Is there an equivalent of Perl's big float data type in python? If I do factorial(500) in python

Is there an equivalent of Perl's BigFloat data type in Python? The reason I ask is that I want to compute nCk using its definition, n!/k!*(n-k)!.

With Perl's BigFloat data type, computing from the definition works correctly for any n and k. For example

factorial(500)/factorial(10)*factorial(490)

produces the exact answer when n and k are BigFloats.

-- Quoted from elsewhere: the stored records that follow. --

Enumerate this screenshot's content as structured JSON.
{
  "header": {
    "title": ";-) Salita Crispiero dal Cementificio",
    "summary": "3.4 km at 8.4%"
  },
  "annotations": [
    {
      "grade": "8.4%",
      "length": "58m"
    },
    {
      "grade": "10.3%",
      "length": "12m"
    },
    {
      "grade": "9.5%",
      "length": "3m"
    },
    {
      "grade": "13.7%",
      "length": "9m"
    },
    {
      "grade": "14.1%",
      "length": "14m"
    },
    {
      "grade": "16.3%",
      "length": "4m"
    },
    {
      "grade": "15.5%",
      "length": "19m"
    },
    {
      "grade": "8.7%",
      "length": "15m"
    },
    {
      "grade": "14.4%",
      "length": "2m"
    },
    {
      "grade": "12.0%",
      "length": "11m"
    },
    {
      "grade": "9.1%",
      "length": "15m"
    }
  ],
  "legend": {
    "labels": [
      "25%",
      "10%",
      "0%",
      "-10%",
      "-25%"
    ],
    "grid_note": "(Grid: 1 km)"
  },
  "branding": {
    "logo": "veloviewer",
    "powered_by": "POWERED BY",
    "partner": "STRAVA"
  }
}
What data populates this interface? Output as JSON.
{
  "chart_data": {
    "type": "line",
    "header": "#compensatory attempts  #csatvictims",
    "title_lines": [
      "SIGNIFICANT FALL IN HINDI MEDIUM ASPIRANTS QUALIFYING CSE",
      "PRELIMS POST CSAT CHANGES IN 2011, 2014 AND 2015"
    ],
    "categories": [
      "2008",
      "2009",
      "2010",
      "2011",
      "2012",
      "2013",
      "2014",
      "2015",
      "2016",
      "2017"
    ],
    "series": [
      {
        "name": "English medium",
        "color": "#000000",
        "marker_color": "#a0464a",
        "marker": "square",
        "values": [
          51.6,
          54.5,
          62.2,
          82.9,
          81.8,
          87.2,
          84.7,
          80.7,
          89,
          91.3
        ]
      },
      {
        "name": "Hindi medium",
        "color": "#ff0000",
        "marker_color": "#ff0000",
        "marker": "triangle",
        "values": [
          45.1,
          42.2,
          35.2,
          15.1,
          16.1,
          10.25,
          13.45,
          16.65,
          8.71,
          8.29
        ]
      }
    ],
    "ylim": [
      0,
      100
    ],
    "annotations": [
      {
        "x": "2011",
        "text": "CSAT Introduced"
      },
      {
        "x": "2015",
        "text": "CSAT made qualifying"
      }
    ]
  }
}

In Python, both factorial(500) and factorial(10)*factorial(49) give the exact answers using whatever Python uses for ints. Thus it appears that python can do very high precision arithmetic. However the quotient

int(factorial(500)/(factorial(10)*factorial(490))

comes close to the exact answer, but falls a little short?

Is there a way to get an exact answers out of python for expressions like the above?

Solution

Python's int objects can grow as big as necessary (subject only to how much memory is available), so they can be used for calculations involving huge numbers. In Python 2, there were 2 integer types, int and long, with int being used for values that fit into machine integers, but in Python 3 they've been amalgamated into a single int type.

Python doesn't have a built-in BigFloat type, but the standard library does have the decimal module which can do basic arithmetic, including square roots, to any desired precision. If you need to do arbitrary precision mathematics with more functions, please see the excellent 3rd-party library, mpmath.

You can safely use // floor division when computing binomial coefficients, since the terms in the denominator are guaranteed to divide the numerator. Eg

from math import factorial

a = (factorial(500) // factorial(490)) // factorial(10)
print(a)

output

245810588801891098700

However, it may be more efficient to calculate the binomial coefficient with a simple loop, rather than calculating those huge factorials.

def binomial(n, r):
    ''' Binomial coefficients '''
    if not 0 <= r <= n:
        return 0
    p = 1
    r = min(r, n - r)
    for i in range(1, r+1):
        p *= n
        p //= i
        n -= 1
    return p

# Test

print(binomial(500, 10), '\n')

for i in range(10):
    print([binomial(i, j) for j in range(i+1)])

output

245810588801891098700 

[1]
[1, 1]
[1, 2, 1]
[1, 3, 3, 1]
[1, 4, 6, 4, 1]
[1, 5, 10, 10, 5, 1]
[1, 6, 15, 20, 15, 6, 1]
[1, 7, 21, 35, 35, 21, 7, 1]
[1, 8, 28, 56, 70, 56, 28, 8, 1]
[1, 9, 36, 84, 126, 126, 84, 36, 9, 1]